HYPRE can initially test whether MPI was indeed found using
self.mpi.found
. When HYPRE requires the list of MPI libraries in
order to link a test object, the module can use self.mpi.lib
.
Base#
The config.base.Configure
is the base class for all configure
objects. It handles several types of interaction. First, it has hooks
that allow the Framework to initialize it correctly. The Framework will
first instantiate the object and call setupDependencies()
. All
require()
calls should be made in that method. The Framework will
then call configure()
. If it succeeds, the object will be marked as
configured. Second, all configure tests should be run using
executeTest()
which formats the output and adds metadata for the
log.
Third, all tests that involve preprocessing, compiling, linking, and
running operator through base
. Two forms of this check are provided
for each operation. The first is an “output” form which is intended to
provide the status and complete output of the command. The second, or
“check” form will return a success or failure indication based upon the
status and output. The routines are
outputPreprocess(), checkPreprocess(), preprocess()

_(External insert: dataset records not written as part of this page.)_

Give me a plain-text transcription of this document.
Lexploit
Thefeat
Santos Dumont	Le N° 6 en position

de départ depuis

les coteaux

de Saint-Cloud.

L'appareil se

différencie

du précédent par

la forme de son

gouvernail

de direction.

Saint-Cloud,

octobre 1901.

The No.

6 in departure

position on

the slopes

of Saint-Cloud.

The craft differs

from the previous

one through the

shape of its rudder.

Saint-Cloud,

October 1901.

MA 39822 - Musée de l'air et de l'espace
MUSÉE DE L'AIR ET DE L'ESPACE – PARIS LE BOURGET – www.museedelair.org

outputCompile(), checkCompile()
outputLink(), checkLink()
outputRun(), checkRun()
The language used for these operation is managed with a stack, similar
to Autoconf, using pushLanguage()
and popLanguage()
. We also
provide special forms used to check for valid compiler and linker flags,
optionally adding them to the defaults.
checkCompilerFlag(), addCompilerFlag()
checkLinkerFlag(), addLinkerFlag()
You can also use getExecutable()
to search for executables.
After configure tests have been run, various kinds of output can be
generated.A #define statement can be added to the configure header using
addDefine()
, and addTypedef()
and addPrototype()
also put
information in this header file. Using addMakeMacro()
and
addMakeRule()
will add make macros and rules to the output makefiles
specified in the framework. In addition we provide addSubstitution()

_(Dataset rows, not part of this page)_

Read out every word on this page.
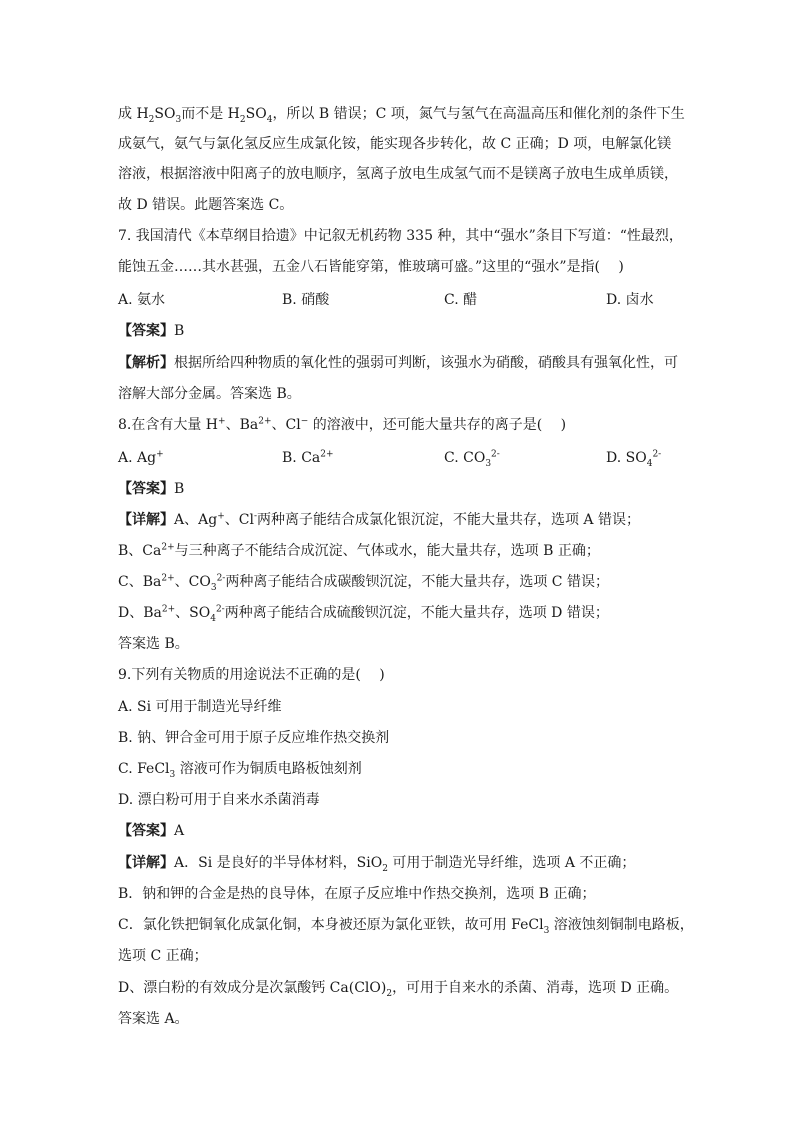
成 $H_2SO_3$而不是 $H_2SO_4$，所以 B 错误；C 项，氮气与氢气在高温高压和催化剂的条件下生
成氨气，氨气与氯化氢反应生成氯化铵，能实现各步转化，故 C 正确；D 项，电解氯化镁
溶液，根据溶液中阳离子的放电顺序，氢离子放电生成氢气而不是镁离子放电生成单质镁，
故 D 错误。此题答案选 C。
7. 我国清代《本草纲目拾遗》中记叙无机药物 335 种，其中“强水”条目下写道：“性最烈，
能蚀五金……其水甚强，五金八石皆能穿第，惟玻璃可盛。”这里的“强水”是指(　 )
A. 氨水	B. 硝酸	C. 醋	D. 卤水
【答案】B
【解析】根据所给四种物质的氧化性的强弱可判断，该强水为硝酸，硝酸具有强氧化性，可
溶解大部分金属。答案选 B。
8.在含有大量 H+、$Ba^{2+}$、Cl− 的溶液中，还可能大量共存的离子是(　 )
A. Ag+	B. $Ca^{2+}$	C. $CO_3^{2-}$	D. $SO_4^{2-}$
【答案】B
【详解】A、Ag+、Cl-两种离子能结合成氯化银沉淀，不能大量共存，选项 A 错误；
B、$Ca^{2+}$与三种离子不能结合成沉淀、气体或水，能大量共存，选项 B 正确；
C、$Ba^{2+}$、$CO_3^{2-}$两种离子能结合成碳酸钡沉淀，不能大量共存，选项 C 错误；
D、$Ba^{2+}$、$SO_4^{2-}$两种离子能结合成硫酸钡沉淀，不能大量共存，选项 D 错误；
答案选 B。
9.下列有关物质的用途说法不正确的是(　 )
A. Si 可用于制造光导纤维
B. 钠、钾合金可用于原子反应堆作热交换剂
C. FeCl$_3$ 溶液可作为铜质电路板蚀刻剂
D. 漂白粉可用于自来水杀菌消毒
【答案】A
【详解】A．Si 是良好的半导体材料，SiO$_2$ 可用于制造光导纤维，选项 A 不正确；
B．钠和钾的合金是热的良导体，在原子反应堆中作热交换剂，选项 B 正确；
C．氯化铁把铜氧化成氯化铜，本身被还原为氯化亚铁，故可用 FeCl$_3$ 溶液蚀刻铜制电路板，
选项 C 正确；
D、漂白粉的有效成分是次氯酸钙 $Ca(ClO)_2$，可用于自来水的杀菌、消毒，选项 D 正确。
答案选 A。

and addArgumentSubstitution()
to mimic the behavior of Autoconf if
necessary. The object may define a headerPrefix
member, which will
be appended, followed by an underscore, to every define which is output
from it. Similarly, a substPrefix
can be defined which applies to
every substitution from the object. Typedefs and function prototypes are
placed in a separate header in order to accommodate languages such as
Fortran whose preprocessor can sometimes fail at these statements.